Gerald Dawavendewa (Hopi & Cherokee)
Across the desert mesas, the Hopi people call home, the night sky is filled with the elements of the cosmos. A young woman wearing a traditional manta dress with corn designs reaches outward from earth to hold a star within the cosmos. She wears her hair in a style representing butterfly wings, insects who gather pollen and help give life to flowers. Her belt symbolizes rain as it falls upon a disk with colors representing the four directions and a symbol of the earth. A blue corn plant rises upward next to her, reaching to multi-colored rain clouds that gather along with the corn plant as dragonflies flutter below. On her left, an ancient village merges with the land carved with journey spiral symbols. As she reaches upward, a lighting bird crosses the star-filled sky with a comet and moon circling the planet.
- The artwork is printed on heavyweight acid-free luster / soft gloss paper.

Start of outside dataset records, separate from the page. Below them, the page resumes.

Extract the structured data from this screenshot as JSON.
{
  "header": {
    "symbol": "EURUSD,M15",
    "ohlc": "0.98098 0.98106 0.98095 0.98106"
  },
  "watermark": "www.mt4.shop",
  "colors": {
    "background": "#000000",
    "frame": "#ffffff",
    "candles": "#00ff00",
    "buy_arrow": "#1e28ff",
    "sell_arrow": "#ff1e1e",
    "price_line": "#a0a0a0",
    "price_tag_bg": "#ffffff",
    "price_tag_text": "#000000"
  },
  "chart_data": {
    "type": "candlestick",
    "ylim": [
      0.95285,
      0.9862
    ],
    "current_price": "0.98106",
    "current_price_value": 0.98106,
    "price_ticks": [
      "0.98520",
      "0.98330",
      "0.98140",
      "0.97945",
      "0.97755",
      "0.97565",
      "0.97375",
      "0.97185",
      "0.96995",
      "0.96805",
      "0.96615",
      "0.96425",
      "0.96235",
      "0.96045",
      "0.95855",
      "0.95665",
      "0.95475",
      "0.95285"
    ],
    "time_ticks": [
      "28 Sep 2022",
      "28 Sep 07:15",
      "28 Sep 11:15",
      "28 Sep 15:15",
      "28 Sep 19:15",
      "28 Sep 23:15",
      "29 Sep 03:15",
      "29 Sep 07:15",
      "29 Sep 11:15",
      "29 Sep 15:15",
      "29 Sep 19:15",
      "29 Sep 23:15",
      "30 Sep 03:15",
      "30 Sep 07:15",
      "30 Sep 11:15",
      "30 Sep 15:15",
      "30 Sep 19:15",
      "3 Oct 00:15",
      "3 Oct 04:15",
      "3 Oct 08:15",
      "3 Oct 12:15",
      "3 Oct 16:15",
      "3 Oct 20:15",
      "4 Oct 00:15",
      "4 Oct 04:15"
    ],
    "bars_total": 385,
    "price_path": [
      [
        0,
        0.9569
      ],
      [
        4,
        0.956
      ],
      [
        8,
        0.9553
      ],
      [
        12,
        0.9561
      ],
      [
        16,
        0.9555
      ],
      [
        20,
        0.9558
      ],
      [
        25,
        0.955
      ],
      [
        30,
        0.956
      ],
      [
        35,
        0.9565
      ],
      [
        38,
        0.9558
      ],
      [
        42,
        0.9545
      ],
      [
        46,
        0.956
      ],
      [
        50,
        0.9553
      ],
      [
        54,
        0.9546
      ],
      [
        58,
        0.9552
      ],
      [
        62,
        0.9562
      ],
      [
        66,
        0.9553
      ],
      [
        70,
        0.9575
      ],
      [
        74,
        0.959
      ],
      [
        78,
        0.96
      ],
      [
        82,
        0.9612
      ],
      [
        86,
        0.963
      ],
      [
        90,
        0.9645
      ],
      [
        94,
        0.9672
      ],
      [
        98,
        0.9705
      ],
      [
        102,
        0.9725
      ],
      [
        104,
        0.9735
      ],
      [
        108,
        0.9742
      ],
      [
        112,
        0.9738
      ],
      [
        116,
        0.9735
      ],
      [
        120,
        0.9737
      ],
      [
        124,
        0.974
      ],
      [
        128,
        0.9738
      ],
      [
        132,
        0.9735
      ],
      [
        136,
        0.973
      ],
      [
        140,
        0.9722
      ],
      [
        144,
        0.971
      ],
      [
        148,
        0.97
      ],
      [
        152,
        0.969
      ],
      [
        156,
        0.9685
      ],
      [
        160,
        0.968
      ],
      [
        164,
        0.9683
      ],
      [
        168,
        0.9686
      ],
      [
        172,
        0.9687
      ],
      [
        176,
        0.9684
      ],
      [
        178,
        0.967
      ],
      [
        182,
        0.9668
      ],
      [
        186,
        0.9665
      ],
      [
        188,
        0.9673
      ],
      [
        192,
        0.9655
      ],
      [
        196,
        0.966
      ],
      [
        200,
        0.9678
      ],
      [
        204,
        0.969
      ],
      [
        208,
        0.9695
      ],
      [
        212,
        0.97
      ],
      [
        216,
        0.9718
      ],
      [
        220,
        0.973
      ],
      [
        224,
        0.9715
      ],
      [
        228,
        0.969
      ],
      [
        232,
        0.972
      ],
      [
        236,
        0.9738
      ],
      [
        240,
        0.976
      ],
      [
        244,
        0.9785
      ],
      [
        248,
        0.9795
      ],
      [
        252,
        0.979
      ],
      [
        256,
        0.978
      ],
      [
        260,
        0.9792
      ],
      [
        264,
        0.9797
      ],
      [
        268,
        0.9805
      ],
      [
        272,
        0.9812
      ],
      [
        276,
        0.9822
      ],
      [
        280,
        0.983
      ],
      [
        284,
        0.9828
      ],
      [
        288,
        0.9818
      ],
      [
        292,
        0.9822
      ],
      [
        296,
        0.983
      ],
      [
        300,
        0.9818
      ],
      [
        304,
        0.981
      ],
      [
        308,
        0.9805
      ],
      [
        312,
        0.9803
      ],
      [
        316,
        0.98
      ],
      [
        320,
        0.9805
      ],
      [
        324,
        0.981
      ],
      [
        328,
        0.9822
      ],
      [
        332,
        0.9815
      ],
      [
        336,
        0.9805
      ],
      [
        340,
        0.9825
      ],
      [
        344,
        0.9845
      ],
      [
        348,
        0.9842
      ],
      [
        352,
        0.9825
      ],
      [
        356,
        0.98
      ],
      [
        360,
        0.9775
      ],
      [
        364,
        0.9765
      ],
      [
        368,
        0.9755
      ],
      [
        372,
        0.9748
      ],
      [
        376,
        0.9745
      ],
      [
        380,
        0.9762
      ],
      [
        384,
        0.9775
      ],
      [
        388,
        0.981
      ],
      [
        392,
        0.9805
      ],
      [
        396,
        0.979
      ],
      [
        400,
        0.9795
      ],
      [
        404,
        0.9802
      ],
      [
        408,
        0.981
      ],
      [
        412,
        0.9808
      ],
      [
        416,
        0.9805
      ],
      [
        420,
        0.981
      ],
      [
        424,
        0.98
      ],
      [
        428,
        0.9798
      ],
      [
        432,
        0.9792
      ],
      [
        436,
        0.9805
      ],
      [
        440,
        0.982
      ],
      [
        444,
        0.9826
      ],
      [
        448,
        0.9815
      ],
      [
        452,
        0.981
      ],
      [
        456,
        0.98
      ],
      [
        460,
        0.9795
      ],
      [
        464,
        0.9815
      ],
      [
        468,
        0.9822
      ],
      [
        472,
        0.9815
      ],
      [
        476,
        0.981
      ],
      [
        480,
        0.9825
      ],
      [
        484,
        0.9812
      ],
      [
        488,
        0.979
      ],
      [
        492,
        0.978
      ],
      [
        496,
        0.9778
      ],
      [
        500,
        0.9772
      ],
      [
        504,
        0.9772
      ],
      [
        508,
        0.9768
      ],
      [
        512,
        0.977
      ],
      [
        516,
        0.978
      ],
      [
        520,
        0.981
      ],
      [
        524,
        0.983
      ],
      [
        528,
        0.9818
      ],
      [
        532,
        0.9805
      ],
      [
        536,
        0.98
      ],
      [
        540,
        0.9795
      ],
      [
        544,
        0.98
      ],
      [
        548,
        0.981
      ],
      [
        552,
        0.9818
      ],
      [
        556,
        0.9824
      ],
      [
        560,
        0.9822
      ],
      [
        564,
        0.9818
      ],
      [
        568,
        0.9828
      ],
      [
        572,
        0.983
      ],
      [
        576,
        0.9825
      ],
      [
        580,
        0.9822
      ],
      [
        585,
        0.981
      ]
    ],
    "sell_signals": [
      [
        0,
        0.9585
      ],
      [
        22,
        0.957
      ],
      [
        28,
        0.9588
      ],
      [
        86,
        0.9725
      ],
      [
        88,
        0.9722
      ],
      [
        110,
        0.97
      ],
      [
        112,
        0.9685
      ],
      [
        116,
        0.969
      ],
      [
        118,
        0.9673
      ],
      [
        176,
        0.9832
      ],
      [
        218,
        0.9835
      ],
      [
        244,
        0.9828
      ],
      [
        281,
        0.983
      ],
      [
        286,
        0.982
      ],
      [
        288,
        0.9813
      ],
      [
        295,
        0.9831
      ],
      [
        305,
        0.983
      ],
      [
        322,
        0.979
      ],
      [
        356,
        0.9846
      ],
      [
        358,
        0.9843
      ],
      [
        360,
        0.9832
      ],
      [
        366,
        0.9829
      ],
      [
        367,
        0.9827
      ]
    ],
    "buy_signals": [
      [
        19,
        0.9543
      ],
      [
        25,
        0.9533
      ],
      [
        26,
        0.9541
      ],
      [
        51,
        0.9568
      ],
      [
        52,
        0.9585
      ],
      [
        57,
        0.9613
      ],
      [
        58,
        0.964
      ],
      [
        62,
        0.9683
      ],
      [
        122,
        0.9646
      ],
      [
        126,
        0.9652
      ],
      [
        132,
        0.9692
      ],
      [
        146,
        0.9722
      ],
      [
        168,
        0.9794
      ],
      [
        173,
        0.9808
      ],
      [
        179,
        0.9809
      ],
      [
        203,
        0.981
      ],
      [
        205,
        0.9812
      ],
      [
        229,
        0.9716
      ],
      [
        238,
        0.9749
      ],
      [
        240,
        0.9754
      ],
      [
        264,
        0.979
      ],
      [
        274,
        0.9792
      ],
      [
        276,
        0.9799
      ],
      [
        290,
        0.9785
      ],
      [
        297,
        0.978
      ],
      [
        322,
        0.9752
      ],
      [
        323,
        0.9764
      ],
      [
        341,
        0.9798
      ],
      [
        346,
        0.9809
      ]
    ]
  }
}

- Giclèe print is matted with a bevel cut buffered-pH neutral matte board and backed with an acid-free 100% recycled board.
- Artwork framed in matte board measures 11 by 14 inches (27.9 by 35.5 cm) and packaged in a clear resealable envelope for protection.
- The matted print will fit a standard frame and does not require custom framing.
- Giclèe print includes a description of the image, information on the native culture the artwork is inspired by and biography of the artist.
- Frame shows the display possibilities and is not included.
- All of our work is created, printed and assembled in Arizona (United States).